Just do it, as the slogan goes.

deepz

anesres-

"misleading" implies no deception - whether you infer it or not is your choice - misleading is just what it states -

a student is understood to be "new" to an experience, or without experience - i dare say that most SRNA's have more clinical experience (with patients, IV's, drips, drugs and disease processes) than any resident around. - and i emphasize the word "most"

anesthesia "residents" and "student" nurse anesthetists alike are students of anesthesia - why should one or the other monopolize a title if it is truly not that meaningful??

as for explaining to patients - if you thoroughly read the previous posts - it is very clear that my program utilizes the word student - and when the opportunity arises I accomplish all the teaching that I can possibly fit into a pre-op time period - starting off with Nurse Anesthetists being the forefounders of anesthesia as well as the fact that the majority of anesthesia is actually provided by them. :)

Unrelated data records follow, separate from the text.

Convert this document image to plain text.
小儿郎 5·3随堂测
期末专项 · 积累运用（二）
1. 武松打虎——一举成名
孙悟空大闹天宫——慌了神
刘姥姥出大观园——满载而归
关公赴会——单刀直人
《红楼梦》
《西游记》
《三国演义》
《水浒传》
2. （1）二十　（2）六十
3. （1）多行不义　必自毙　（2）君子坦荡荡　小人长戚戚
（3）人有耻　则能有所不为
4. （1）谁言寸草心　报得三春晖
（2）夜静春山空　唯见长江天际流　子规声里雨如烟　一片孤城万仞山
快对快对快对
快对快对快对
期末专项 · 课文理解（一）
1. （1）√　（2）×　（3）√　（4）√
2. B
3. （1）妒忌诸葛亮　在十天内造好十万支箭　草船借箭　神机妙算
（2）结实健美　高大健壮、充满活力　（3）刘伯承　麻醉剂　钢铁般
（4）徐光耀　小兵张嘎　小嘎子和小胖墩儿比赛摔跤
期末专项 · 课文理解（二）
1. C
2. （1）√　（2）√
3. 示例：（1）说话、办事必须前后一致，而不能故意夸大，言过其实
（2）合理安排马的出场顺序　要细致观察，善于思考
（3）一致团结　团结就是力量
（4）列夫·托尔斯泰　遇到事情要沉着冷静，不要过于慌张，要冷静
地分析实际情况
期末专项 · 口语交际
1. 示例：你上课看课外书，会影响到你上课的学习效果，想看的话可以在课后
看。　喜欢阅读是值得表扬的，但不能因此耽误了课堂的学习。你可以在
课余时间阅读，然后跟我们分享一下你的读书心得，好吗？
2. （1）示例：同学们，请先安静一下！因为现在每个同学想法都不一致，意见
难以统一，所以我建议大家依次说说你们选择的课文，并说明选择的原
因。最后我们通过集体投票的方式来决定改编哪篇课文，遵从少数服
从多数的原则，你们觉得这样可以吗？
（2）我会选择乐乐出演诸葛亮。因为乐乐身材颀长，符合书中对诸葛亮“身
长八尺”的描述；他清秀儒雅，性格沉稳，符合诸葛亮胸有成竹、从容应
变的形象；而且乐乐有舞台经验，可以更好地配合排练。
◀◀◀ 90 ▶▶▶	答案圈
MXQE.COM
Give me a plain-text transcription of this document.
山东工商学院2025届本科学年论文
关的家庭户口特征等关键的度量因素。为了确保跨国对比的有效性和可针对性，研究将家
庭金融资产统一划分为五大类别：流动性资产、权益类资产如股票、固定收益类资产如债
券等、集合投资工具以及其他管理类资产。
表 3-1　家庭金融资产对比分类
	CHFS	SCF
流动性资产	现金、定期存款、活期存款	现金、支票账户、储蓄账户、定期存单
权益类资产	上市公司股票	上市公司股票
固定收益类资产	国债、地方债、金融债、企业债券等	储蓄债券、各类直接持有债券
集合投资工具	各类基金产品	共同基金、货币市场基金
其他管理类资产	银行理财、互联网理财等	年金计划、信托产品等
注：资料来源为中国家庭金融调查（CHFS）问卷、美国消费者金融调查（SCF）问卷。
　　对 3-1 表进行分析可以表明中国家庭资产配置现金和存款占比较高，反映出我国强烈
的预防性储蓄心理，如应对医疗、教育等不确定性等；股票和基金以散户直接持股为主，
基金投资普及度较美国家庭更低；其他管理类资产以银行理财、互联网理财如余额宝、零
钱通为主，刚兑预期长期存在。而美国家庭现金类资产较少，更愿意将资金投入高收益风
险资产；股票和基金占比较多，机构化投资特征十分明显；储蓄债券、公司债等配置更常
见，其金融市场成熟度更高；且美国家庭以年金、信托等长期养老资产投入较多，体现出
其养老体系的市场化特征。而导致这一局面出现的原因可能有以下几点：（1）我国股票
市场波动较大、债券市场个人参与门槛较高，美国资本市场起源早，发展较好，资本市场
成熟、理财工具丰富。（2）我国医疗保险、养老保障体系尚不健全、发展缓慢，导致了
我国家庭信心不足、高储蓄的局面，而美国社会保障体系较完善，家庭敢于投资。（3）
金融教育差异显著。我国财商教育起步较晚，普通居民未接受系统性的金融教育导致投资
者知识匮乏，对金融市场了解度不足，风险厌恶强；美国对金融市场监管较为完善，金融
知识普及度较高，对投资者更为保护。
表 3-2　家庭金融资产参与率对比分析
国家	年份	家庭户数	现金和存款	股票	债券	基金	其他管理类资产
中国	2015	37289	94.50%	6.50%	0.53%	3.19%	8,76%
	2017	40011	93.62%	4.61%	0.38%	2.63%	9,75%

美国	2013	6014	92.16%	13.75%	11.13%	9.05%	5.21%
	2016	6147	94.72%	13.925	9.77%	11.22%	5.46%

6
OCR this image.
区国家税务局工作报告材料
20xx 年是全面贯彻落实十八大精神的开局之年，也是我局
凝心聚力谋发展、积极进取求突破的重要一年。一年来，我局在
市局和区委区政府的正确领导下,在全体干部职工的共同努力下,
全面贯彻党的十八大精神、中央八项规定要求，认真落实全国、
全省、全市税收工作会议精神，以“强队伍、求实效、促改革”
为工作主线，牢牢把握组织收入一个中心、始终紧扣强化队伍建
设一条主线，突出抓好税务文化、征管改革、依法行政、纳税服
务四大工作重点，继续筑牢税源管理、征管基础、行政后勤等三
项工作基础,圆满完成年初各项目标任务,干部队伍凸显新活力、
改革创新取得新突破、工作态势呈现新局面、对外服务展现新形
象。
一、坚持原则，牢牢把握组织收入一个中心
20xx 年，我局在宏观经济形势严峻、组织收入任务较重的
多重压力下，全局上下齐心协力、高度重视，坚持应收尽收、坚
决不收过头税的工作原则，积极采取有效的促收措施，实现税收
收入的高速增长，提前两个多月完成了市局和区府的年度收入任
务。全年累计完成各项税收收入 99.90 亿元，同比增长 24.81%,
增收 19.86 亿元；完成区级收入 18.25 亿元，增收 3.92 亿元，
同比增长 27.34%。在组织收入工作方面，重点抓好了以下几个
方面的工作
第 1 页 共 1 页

Wow, this is getting nowhere. I am an RRNA/SRNA. I dont care what the hell they call me. I look at the patient introduction as an opportunity to educate my patients that more anesthesia is provided by CRNAs than MDAs and AAs combined. I introduce myself as a Resident Registered Nurse Anesthetist then I joke and say "now that that is out of the way, I have been a critical care RN for 11 years and am now in graduate training in anesthesia. I am yet to have one patient "freak out". It is all in presentation and professional approach. Emphasis on "working with....... "

Now for my pet peeve.......comparing a NP to a CRNA and their education is rediculous. I could have become a NP going to evening classes 2-3 nights a week for 18 months! More graduate nursing classes?? Not a chance we are all aware of the importance of nursing theory. I am in 30 months of fulltime+ anesthesia school, residency whatever you like to call it.

In ending the emphasis should be placed on Nurse. Anesthesia residents deserve the respect of being MD's but they are anesthesia students just as SRNA does for being a RN.

In the facility where I work, we share a CRNA program with a medical doctor anesthesiology program. We are prohibited from calling SRNAs residents (even in the residency portion of their training) because this was deemed confusing to patients. We refer to nurse anesthesia trainees as SRNAs.

Remember that a patient has a right to know who you are (and you are a student or a trainee, if you like). I also introduce my students as "nurses training in our nurse anesthesia program". This conveys (sometimes, depending on the patient) that the person is indeed a registered nurse with an earned degree (and not a student nurse). Hope that helps.